For our holidays this year we took Diggy our trusty campervan to the Outer Hebrides. The Outer Hebrides, of Canna, North and South Uist, Benbecula, Harris and Lewis have always been a place I have wanted to visit having been on exercise with the TA on Lewis and Harris in my late teens.
The islands are a step back in time, a slower pace with of life. Not the way of life sketched out in Paul Strand’s “Tir A’Mhurain”, but still not that far removed; the peat is still cut for the hearth and shops are still shut on Sundays. Many people still own and manage crofts, which are traditional small holdings, others are left to become derelict.
The geography of the islands is varied from the open space of the Uists, to the almost Scandinavian feel of Harris to the more recognisable Highland look of Lewis.
Some of these images work, but a lot don’t and I don’t know why. I was particularly disappointed in my Callanish shots, as it was for me the highlight of the visit (despite the surprising crowds). Nor do I understand why the “croft” picture worked, but the “cottage” picture didn’t, despite being on the same roll and taken minutes apart under the same light. As mentioned I rubber band my filter to the camera, but I’m looking at buying a smaller filter that I could fix/wedge/bluetac inside the camera box behind the aperture – that way all light will come in via the filter and I won’t have to faff around with keeping the filter in place – which might mean for a more even negative.
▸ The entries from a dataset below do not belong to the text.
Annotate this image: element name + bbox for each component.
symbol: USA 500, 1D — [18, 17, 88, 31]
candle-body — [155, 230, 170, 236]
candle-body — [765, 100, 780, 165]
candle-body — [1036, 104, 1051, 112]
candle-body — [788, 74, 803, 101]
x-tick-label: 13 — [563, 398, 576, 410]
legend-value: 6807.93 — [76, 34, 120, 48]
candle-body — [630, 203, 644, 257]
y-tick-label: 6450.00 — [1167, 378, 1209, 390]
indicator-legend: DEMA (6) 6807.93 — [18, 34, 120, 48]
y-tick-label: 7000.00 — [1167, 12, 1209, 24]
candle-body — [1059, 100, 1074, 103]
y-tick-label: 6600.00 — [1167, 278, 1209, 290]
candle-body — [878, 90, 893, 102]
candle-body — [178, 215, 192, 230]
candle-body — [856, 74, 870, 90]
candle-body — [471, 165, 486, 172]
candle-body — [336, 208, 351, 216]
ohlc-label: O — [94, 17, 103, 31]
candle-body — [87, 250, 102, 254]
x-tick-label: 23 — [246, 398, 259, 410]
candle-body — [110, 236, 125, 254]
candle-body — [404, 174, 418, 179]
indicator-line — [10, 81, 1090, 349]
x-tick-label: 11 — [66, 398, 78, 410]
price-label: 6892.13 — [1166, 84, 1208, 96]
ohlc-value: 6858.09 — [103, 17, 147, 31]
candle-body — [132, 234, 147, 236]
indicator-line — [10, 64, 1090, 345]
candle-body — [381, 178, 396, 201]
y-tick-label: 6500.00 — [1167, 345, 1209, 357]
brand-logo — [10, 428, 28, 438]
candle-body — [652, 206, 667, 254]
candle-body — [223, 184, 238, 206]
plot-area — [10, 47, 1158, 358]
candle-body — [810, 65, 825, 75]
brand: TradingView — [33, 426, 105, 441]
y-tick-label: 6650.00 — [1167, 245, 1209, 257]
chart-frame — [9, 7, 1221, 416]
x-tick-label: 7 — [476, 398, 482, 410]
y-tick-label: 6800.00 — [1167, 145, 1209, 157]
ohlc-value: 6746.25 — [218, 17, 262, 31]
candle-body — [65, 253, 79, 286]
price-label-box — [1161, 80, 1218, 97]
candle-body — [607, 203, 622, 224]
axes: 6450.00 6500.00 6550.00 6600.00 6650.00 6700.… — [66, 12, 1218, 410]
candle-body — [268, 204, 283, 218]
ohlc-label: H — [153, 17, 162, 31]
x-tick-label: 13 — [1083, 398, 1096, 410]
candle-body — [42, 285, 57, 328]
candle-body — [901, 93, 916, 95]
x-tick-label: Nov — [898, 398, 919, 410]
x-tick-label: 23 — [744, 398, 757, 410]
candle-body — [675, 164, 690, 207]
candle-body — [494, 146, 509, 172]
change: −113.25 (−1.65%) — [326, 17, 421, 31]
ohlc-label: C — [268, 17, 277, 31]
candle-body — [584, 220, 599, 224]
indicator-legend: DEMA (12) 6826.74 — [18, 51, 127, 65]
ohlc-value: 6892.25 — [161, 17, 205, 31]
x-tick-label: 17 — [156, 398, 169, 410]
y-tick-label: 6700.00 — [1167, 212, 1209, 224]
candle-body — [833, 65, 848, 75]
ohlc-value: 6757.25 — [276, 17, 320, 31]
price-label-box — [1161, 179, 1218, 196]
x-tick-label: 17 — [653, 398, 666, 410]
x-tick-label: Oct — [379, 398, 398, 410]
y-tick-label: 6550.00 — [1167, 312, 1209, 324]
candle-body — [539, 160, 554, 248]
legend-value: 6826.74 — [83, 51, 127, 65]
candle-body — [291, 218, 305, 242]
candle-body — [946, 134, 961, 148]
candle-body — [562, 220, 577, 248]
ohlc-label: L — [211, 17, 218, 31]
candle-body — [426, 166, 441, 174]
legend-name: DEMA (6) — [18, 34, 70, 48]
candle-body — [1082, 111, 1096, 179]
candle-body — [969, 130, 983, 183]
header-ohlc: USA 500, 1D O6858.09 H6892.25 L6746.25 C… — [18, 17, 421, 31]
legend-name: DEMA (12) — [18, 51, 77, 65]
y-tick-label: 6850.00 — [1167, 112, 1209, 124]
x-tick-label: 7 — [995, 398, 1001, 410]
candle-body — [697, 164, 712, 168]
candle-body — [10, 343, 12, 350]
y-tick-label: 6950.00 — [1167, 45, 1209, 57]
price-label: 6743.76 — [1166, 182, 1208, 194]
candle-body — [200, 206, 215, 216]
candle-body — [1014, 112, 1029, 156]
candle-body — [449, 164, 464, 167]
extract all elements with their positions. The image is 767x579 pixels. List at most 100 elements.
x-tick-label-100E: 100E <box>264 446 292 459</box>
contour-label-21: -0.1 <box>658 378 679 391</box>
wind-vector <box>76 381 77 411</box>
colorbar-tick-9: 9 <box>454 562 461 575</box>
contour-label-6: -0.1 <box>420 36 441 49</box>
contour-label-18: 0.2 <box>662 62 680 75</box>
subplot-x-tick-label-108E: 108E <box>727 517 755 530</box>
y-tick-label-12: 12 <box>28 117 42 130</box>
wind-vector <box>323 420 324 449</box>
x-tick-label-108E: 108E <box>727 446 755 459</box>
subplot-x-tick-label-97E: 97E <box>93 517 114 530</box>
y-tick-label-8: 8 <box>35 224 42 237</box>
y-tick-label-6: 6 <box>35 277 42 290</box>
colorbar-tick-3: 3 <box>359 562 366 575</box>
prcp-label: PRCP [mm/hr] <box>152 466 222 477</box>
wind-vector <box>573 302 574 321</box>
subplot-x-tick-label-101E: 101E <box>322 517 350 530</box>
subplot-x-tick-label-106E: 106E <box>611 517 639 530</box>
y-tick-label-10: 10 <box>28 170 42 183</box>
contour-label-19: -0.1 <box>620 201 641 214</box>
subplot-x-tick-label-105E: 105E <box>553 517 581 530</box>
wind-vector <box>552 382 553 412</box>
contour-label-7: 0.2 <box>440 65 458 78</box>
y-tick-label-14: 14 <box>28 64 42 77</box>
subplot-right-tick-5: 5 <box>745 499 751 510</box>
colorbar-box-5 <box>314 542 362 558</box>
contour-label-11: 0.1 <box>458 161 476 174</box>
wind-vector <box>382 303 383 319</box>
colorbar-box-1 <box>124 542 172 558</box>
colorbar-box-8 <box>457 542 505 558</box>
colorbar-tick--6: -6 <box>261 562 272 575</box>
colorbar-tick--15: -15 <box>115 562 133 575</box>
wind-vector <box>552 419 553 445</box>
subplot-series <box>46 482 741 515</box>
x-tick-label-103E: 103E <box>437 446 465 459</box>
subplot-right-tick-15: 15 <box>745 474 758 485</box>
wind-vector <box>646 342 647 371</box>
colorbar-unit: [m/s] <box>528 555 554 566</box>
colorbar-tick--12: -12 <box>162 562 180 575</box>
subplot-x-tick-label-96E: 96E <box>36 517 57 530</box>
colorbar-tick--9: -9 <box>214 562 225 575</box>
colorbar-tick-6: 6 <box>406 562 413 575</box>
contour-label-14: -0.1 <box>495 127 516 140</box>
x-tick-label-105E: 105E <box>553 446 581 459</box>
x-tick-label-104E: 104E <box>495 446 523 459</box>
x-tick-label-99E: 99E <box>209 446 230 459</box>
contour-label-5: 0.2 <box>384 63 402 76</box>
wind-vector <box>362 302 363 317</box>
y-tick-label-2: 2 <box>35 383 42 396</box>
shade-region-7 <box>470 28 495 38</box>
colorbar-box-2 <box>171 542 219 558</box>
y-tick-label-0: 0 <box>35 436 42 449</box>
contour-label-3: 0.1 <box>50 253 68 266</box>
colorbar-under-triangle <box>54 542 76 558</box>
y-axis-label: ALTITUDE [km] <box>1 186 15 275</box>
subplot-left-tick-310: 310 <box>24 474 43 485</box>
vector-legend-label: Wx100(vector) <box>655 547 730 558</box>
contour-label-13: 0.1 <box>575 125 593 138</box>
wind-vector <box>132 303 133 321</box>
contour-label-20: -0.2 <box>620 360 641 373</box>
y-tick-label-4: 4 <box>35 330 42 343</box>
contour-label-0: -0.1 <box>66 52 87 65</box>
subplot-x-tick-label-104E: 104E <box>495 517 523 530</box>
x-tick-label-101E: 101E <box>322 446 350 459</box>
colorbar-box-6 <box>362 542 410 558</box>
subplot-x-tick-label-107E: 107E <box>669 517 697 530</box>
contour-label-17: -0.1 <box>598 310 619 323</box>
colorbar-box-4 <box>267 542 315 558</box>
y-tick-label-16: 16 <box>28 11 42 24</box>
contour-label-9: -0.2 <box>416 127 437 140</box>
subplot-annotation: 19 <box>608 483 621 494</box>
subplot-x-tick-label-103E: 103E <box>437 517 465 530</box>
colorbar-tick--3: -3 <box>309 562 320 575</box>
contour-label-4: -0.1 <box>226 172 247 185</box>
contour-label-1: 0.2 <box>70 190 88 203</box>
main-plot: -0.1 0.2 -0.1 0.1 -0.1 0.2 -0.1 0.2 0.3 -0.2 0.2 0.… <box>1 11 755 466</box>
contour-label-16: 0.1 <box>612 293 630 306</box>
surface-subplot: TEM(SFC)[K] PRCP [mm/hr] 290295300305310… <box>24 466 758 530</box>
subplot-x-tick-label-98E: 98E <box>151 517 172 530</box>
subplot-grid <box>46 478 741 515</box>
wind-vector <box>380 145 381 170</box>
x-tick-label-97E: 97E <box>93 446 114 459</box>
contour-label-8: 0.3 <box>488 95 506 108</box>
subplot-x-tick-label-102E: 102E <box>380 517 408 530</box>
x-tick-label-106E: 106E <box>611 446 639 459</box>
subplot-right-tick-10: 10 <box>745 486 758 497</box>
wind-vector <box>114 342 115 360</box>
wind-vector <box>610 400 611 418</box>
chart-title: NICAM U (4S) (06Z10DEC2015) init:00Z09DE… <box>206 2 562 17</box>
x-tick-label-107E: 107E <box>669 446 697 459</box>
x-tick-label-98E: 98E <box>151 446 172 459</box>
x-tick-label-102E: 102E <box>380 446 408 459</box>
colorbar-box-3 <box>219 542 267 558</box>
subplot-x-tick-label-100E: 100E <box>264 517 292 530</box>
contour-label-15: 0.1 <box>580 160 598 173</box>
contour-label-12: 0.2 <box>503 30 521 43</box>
The highlight of the trip photographically was that of an abandoned croft on Skye near Staffin. The horse just makes this photograph, and I have to say I think it is my best pinhole photograph to date and it compliments my Ties to the Land Pinhole Photography project well. I think I just need to have horse with me for every shot I take now 🙂 Also, for this shot, I switched to Ilford Delta 100 a finer grained film, which may (or may not) have had some bearing on the outcome.